Proving Alternate Credit
The best and sometimes the only way to prove alternate credit is with your canceled checks. If you choose to make the payments you wish to use as a trade line with cash, it is very hard to prove timely payments. Even with the word of the person you make the payments to, there is no paper trail and most lenders require that paper trail for extra reassurance. If you know that you are going to be filling out a mortgage application in the near future, start making payments by check. This will start the paper trail that is necessary. Typically, you need at least 12 months in order to use a trade line, so the earlier you start, the better.
Using a Co-Borrower
If you cannot establish yourself with alternate credit well enough to qualify for the loan, you can use a co-borrower. This could be someone that lives with you and has adequate credit to qualify for the loan or someone that will not live with you, but is willing to co-sign on the loan. Of course, this needs to be approached with caution, especially if the co-borrower will not live with you as they are as legally responsible for the loan as you are. If you were to stop making payments, your co-signer would be responsible for the payments. Sometimes, however, the co-borrower is the best option you have to obtain a loan.
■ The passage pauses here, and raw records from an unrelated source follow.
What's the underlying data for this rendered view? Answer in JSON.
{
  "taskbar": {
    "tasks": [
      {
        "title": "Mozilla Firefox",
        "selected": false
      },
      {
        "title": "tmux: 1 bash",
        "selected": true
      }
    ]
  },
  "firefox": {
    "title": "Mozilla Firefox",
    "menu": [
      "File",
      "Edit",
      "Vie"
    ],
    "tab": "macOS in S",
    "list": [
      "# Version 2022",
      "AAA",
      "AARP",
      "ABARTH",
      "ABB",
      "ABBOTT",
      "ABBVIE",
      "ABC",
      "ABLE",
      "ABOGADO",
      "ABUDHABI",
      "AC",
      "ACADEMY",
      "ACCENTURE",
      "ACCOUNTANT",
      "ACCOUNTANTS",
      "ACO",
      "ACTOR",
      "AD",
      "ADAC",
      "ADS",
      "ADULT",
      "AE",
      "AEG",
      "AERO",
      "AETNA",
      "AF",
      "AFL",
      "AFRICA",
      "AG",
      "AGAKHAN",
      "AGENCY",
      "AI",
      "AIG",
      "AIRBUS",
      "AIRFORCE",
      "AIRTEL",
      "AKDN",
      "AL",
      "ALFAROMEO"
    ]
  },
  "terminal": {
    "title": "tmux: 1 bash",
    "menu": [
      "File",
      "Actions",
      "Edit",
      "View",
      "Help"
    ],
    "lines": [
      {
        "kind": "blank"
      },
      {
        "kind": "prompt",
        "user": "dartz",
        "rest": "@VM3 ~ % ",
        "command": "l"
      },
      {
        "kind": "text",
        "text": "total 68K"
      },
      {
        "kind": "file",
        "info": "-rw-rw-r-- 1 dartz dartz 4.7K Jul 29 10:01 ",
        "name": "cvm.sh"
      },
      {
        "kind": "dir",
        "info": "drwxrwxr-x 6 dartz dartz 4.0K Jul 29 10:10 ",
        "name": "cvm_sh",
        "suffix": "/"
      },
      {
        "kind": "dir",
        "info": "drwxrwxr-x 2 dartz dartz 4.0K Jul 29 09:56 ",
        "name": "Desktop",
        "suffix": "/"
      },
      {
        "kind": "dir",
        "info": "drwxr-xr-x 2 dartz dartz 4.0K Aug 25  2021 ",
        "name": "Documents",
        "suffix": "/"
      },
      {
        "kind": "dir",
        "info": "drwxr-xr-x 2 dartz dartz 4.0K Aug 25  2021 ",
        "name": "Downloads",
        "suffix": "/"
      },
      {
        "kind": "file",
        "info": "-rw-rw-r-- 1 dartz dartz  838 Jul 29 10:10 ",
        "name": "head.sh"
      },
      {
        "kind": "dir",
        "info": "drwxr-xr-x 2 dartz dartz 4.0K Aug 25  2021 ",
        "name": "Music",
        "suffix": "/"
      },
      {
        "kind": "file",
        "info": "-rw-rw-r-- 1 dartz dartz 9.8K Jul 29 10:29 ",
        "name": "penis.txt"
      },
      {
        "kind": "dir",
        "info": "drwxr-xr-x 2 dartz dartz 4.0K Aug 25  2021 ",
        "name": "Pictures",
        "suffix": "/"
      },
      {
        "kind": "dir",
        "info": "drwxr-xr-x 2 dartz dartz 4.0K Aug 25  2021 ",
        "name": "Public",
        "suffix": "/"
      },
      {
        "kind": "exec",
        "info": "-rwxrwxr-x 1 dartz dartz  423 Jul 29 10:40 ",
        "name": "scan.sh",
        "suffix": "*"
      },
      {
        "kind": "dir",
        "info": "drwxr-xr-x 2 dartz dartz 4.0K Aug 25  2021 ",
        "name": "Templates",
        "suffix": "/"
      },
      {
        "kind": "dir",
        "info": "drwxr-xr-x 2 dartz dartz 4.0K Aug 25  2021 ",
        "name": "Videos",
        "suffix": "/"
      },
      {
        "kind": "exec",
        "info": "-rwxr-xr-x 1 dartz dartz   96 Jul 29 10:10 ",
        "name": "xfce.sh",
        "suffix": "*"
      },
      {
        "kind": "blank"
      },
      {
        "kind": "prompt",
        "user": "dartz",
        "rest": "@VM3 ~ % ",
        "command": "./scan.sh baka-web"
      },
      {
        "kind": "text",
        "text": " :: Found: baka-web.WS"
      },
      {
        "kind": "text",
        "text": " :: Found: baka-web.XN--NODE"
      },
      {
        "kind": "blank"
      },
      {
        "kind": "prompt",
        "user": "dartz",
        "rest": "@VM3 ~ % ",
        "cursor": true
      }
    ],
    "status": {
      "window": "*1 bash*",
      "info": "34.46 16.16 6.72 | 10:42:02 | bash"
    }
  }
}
Alternate Credit does not Replace Bad Credit
It is important to realize, however, that alternate credit cannot be used in the place of bad credit. For example, if you have a credit score of 500, your chances of getting approved for any loan are very slim. Lenders do not like to take chances with low credit scores, with the exception of those borrowers that have an adequate explanation for the low credit and plenty of compensating factors to make up for it. In this case, a score of 500 would only leave you eligible for an FHA loan, but that eligibility is still very slim. Something you could not do in this scenario is use 12 months’ worth of canceled checks for your utility and insurance payments, assuming that you could make up for that 500 credit score. Lenders take the credit report first – if it has a score and it has negative reporting, it takes precedence.
If you have a thin credit file, you may still be able to get a loan. There are many lenders out there that are willing to work with borrowers with this type of credit. You might not get the conventional or even FHA loan you desired, but there are other alternative loans out there. This does not mean you are subjected strictly to subprime loans; you simply need alternative types of financing to get around the latest mortgage regulations that make it a little more difficult to obtain a loan today, but with the right lender, any loan is possible.